Comma-counting across the centuries
By Deborah Yaffe, Jun 5 2014 01:00PM
I’m a punctuation geek, I must admit. A fellow reporter on my college newspaper once claimed to have heard me declare, with a passion usually reserved for Colin Firth movies or extra-thick coffee milkshakes, “I love commas.”
So imagine my joy at stumbling across this compilation of kind-of-fascinating-if-you’re-really-geeky stats about sentence length, word choice and–yes–comma usage in seven popular novels published between 1811 and 2005. Naturally, Sense and Sensibility is the 1811 representative, stacking up against later works by Dickens, Twain, Tolkien, C.S. Lewis, J.K. Rowling and Stephenie Meyer.
The scientific validity of this exercise seems dubious, since the books in question have been chosen for their sales figures, rather than their historical typicality or other, more relevant kinds of equivalence.
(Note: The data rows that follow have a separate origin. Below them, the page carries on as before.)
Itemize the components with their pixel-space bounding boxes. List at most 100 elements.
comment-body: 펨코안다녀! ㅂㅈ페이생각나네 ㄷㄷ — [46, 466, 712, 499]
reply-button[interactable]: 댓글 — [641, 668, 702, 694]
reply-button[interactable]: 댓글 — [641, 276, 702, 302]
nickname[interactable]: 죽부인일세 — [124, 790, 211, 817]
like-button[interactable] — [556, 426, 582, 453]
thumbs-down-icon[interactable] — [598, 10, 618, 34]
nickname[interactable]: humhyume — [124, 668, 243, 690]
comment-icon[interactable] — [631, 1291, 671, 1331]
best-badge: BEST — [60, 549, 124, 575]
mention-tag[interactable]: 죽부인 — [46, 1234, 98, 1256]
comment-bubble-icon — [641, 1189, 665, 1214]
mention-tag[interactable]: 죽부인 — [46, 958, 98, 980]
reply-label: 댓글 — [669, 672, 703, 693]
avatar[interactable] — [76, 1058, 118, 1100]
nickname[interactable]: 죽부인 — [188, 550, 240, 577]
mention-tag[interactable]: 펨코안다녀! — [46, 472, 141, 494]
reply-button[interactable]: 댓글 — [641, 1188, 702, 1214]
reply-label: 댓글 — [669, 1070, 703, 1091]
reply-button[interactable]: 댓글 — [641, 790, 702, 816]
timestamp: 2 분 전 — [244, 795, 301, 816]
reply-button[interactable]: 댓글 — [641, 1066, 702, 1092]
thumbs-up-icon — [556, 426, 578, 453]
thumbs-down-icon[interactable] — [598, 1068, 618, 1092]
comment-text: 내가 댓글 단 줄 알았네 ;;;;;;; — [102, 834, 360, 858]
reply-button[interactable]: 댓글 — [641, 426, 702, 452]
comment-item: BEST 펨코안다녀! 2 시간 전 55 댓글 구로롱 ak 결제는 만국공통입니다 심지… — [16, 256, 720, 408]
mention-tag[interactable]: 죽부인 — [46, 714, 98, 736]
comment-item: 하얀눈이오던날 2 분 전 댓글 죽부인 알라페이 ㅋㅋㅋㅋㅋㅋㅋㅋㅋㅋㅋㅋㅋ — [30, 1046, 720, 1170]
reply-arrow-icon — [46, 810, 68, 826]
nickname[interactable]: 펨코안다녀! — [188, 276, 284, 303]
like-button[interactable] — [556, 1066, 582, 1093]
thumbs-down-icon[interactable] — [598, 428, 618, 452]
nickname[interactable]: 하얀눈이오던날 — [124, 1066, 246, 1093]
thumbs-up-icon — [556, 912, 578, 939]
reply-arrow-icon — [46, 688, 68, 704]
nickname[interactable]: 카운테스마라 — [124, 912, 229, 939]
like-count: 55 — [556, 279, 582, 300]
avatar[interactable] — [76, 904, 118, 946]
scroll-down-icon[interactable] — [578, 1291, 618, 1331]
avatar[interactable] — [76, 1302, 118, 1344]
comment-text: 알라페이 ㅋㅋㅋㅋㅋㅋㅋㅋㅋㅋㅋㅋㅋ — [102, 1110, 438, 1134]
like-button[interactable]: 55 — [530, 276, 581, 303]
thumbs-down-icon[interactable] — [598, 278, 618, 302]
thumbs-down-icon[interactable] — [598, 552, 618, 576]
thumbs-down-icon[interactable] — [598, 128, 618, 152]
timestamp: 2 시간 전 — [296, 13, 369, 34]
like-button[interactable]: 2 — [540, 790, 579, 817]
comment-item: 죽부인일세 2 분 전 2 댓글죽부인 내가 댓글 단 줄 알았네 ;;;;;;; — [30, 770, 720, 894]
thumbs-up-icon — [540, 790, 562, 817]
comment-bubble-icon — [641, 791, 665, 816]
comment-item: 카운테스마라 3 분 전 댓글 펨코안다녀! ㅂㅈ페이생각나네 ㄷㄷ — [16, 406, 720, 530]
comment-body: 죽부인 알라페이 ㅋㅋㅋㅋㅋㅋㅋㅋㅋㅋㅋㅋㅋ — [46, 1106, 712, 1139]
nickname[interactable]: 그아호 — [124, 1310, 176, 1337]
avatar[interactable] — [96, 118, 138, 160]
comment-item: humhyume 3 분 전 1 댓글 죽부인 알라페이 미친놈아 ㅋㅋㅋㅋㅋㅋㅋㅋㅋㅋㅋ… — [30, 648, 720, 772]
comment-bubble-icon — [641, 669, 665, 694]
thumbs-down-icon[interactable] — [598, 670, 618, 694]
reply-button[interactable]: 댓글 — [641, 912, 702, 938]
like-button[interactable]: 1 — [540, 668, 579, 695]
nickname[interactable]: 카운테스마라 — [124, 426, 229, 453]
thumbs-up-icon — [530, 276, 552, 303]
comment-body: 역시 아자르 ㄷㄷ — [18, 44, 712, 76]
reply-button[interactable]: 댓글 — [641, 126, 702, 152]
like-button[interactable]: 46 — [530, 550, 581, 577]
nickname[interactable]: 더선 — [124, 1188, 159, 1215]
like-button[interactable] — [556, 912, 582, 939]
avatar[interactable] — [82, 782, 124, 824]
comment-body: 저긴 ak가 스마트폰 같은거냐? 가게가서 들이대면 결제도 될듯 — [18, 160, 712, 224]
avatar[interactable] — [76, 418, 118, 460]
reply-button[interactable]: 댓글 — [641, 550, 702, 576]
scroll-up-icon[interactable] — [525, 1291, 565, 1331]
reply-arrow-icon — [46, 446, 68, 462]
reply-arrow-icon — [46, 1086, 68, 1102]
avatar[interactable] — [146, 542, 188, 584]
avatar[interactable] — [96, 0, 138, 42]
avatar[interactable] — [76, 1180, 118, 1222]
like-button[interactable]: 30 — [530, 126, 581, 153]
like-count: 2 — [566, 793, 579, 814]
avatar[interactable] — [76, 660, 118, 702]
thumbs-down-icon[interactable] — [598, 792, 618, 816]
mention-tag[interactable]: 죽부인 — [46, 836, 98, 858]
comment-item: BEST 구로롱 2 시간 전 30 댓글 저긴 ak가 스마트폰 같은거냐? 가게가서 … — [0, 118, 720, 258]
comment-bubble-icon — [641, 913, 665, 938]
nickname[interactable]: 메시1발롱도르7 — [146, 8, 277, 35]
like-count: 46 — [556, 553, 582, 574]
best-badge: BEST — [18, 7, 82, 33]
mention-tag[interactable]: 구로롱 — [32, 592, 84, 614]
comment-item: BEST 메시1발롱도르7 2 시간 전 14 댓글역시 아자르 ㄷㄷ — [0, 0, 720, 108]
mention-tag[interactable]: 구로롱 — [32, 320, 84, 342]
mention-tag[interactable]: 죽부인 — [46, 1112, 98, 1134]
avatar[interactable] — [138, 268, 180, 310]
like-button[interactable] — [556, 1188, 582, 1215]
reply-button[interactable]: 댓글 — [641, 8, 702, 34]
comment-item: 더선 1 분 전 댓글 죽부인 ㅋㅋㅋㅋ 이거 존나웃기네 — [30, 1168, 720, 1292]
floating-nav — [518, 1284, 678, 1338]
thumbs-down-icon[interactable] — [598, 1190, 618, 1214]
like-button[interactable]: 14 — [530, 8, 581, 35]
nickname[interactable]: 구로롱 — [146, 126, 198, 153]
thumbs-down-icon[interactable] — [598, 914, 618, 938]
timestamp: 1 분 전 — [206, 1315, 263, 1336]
It seems particularly problematic to draw conclusions about sentence length and vocabulary usage when half your sample consists of books self-consciously aimed at children and teenagers.
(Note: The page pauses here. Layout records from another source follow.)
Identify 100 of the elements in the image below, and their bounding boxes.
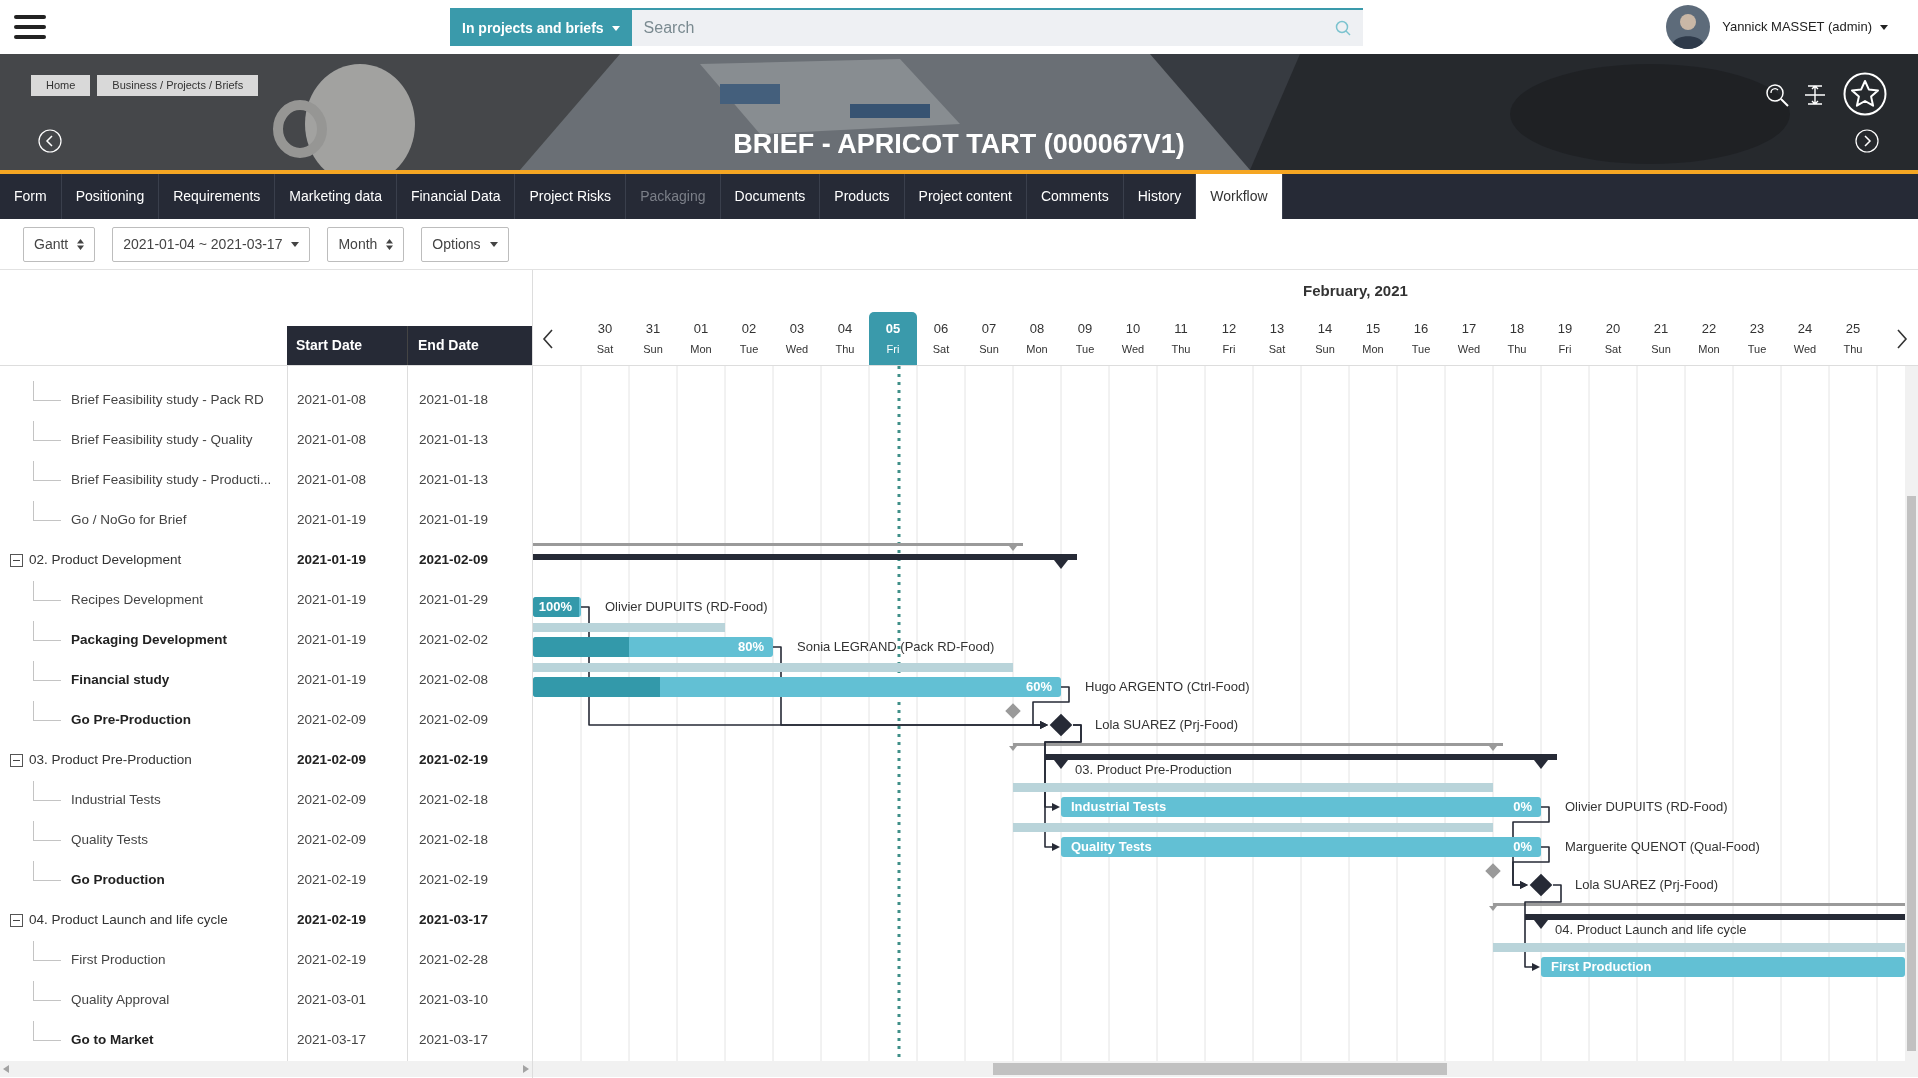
day-header: 18 Thu bbox=[1506, 319, 1528, 358]
scrollbar-thumb[interactable] bbox=[1907, 496, 1916, 1051]
previous-icon[interactable] bbox=[542, 328, 554, 349]
tree-line bbox=[33, 501, 61, 521]
start-date-cell-text: 2021-03-17 bbox=[296, 1030, 368, 1049]
collapse-toggle[interactable] bbox=[10, 914, 23, 927]
day-header: 23 Tue bbox=[1746, 319, 1768, 358]
month-label: February, 2021 bbox=[1303, 280, 1408, 301]
user-menu[interactable]: Yannick MASSET (admin) bbox=[1722, 17, 1888, 37]
caret-icon bbox=[291, 241, 300, 247]
task-name[interactable]: 04. Product Launch and life cycle bbox=[0, 909, 228, 931]
end-date-cell-text: 2021-02-19 bbox=[418, 750, 490, 769]
day-header: 05 Fri bbox=[869, 311, 917, 365]
sort-icon bbox=[386, 238, 394, 250]
end-date-cell-text: 2021-01-19 bbox=[418, 510, 490, 529]
baseline-milestone bbox=[1485, 863, 1501, 879]
breadcrumb-link[interactable]: Business / Projects / Briefs bbox=[97, 75, 259, 96]
tree-line bbox=[33, 821, 61, 841]
task-name[interactable]: First Production bbox=[0, 949, 166, 971]
search-icon bbox=[1335, 20, 1351, 36]
favorite-icon[interactable] bbox=[1843, 72, 1887, 116]
tree-line bbox=[33, 861, 61, 881]
task-name[interactable]: Quality Approval bbox=[0, 989, 170, 1011]
collapse-toggle[interactable] bbox=[10, 754, 23, 767]
tab[interactable]: Project Risks bbox=[515, 174, 627, 219]
select-field[interactable]: Gantt bbox=[23, 226, 96, 262]
tab[interactable]: Positioning bbox=[61, 174, 160, 219]
resource-label: Lola SUAREZ (Prj-Food) bbox=[1095, 716, 1239, 734]
task-name[interactable]: Go Production bbox=[0, 869, 165, 891]
day-header: 16 Tue bbox=[1410, 319, 1432, 358]
day-header: 09 Tue bbox=[1074, 319, 1096, 358]
end-date-cell-text: 2021-01-18 bbox=[418, 390, 490, 409]
fit-height-icon[interactable] bbox=[1803, 84, 1827, 106]
tree-line bbox=[33, 981, 61, 1001]
breadcrumb-link[interactable]: Home bbox=[31, 75, 91, 96]
tab[interactable]: Comments bbox=[1026, 174, 1124, 219]
start-date-cell-text: 2021-01-19 bbox=[296, 590, 368, 609]
avatar-icon[interactable] bbox=[1666, 5, 1711, 49]
end-date-cell-text: 2021-02-28 bbox=[418, 950, 490, 969]
tab[interactable]: Financial Data bbox=[396, 174, 516, 219]
task-name[interactable]: Industrial Tests bbox=[0, 789, 161, 811]
caret-icon bbox=[1880, 24, 1888, 30]
end-date-cell-text: 2021-02-09 bbox=[418, 710, 490, 729]
task-name[interactable]: Brief Feasibility study - Producti... bbox=[0, 469, 272, 491]
collapse-toggle[interactable] bbox=[10, 554, 23, 567]
bar-label: First Production bbox=[1550, 958, 1652, 977]
task-name[interactable]: 03. Product Pre-Production bbox=[0, 749, 192, 771]
tree-line bbox=[33, 781, 61, 801]
page-title: BRIEF - APRICOT TART (000067V1) bbox=[733, 128, 1185, 161]
day-header: 22 Mon bbox=[1697, 319, 1721, 358]
scrollbar-thumb[interactable] bbox=[993, 1063, 1447, 1075]
progress-text: 100% bbox=[537, 598, 573, 617]
day-header: 12 Fri bbox=[1220, 319, 1238, 358]
bar-label: Quality Tests bbox=[1070, 838, 1152, 857]
task-name[interactable]: Packaging Development bbox=[0, 629, 228, 651]
search-field[interactable]: Search bbox=[631, 10, 1363, 46]
day-header: 21 Sun bbox=[1650, 319, 1672, 358]
tab[interactable]: Marketing data bbox=[275, 174, 397, 219]
progress-text: 0% bbox=[1512, 838, 1533, 857]
task-name[interactable]: Brief Feasibility study - Quality bbox=[0, 429, 253, 451]
task-name[interactable]: Brief Feasibility study - Pack RD bbox=[0, 389, 264, 411]
zoom-icon[interactable] bbox=[1764, 82, 1790, 108]
start-date-cell-text: 2021-02-19 bbox=[296, 910, 368, 929]
menu-button[interactable] bbox=[14, 15, 46, 39]
task-name[interactable]: Financial study bbox=[0, 669, 170, 691]
tab[interactable]: Project content bbox=[904, 174, 1027, 219]
task-name[interactable]: Recipes Development bbox=[0, 589, 204, 611]
end-date-cell-text: 2021-02-08 bbox=[418, 670, 490, 689]
task-name[interactable]: Go Pre-Production bbox=[0, 709, 191, 731]
dropdown-button[interactable]: Options bbox=[421, 226, 509, 262]
task-name[interactable]: Quality Tests bbox=[0, 829, 149, 851]
tab[interactable]: Documents bbox=[720, 174, 821, 219]
end-date-cell-text: 2021-01-29 bbox=[418, 590, 490, 609]
task-name[interactable]: Go / NoGo for Brief bbox=[0, 509, 187, 531]
tree-line bbox=[33, 581, 61, 601]
tree-line bbox=[33, 621, 61, 641]
next-icon[interactable] bbox=[1896, 328, 1908, 349]
task-name[interactable]: Go to Market bbox=[0, 1029, 154, 1051]
tree-line bbox=[33, 941, 61, 961]
end-date-cell-text: 2021-03-17 bbox=[418, 910, 490, 929]
column-header: End Date bbox=[408, 326, 532, 365]
day-header: 31 Sun bbox=[642, 319, 664, 358]
end-date-cell-text: 2021-02-02 bbox=[418, 630, 490, 649]
start-date-cell-text: 2021-02-09 bbox=[296, 710, 368, 729]
tab[interactable]: Products bbox=[820, 174, 905, 219]
resource-label: Hugo ARGENTO (Ctrl-Food) bbox=[1085, 678, 1250, 696]
day-header: 06 Sat bbox=[931, 319, 951, 358]
tab[interactable]: Requirements bbox=[159, 174, 276, 219]
tree-line bbox=[33, 661, 61, 681]
task-name[interactable]: 02. Product Development bbox=[0, 549, 182, 571]
resource-label: Lola SUAREZ (Prj-Food) bbox=[1575, 876, 1719, 894]
select-field[interactable]: Month bbox=[327, 226, 405, 262]
day-header: 17 Wed bbox=[1456, 319, 1482, 358]
horizontal-scrollbar[interactable] bbox=[533, 1061, 1918, 1077]
start-date-cell-text: 2021-01-08 bbox=[296, 470, 368, 489]
start-date-cell-text: 2021-02-09 bbox=[296, 830, 368, 849]
dropdown-button[interactable]: 2021-01-04 ~ 2021-03-17 bbox=[112, 226, 311, 262]
tab[interactable]: Workflow bbox=[1196, 174, 1283, 219]
vertical-scrollbar[interactable] bbox=[1905, 366, 1918, 1061]
tab[interactable]: Form bbox=[0, 174, 62, 219]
But who cares about accuracy when you can have entertainment? The analysis is brought to us by Tyler Vigen, a Harvard law student who produces a highly diverting blog laying out completely random correlations between obviously unrelated data points. I’m especially partial to the eerily perfect fit between the divorce rate in Maine and the per capita consumption of margarine. What could those divorced Mainers be doing with all that vegetable fat? (No, don’t tell me. I don’t think I want to know.)
Vigen’s latest effort reveals some things we might have guessed–Jane Austen uses longer sentences and far more semicolons than Stephenie Meyer, for instance–and provides quantitative verification of some much-remarked aspects of Austen’s style. It’s not startling to learn that Austen, known for her balanced, economical prose and her sparing use of description, employs fewer adjectives and refers to colors far less often than do the later writers.
On the other hand, some of Vigen's findings are more surprising. Would you have guessed that half the words in S&S are among the one hundred most common in the English language? Or that Austen uses exclamation points three times more often than Meyer?
Myself, I blame Anne Steele for the exclamation-point thing (“Poor little creature!. . . . What a charming man he is!. . . . Oh! dear! one never thinks of married men’s being beaux”–and that’s just in one chapter). But verifying that hypothesis would certainly require another study.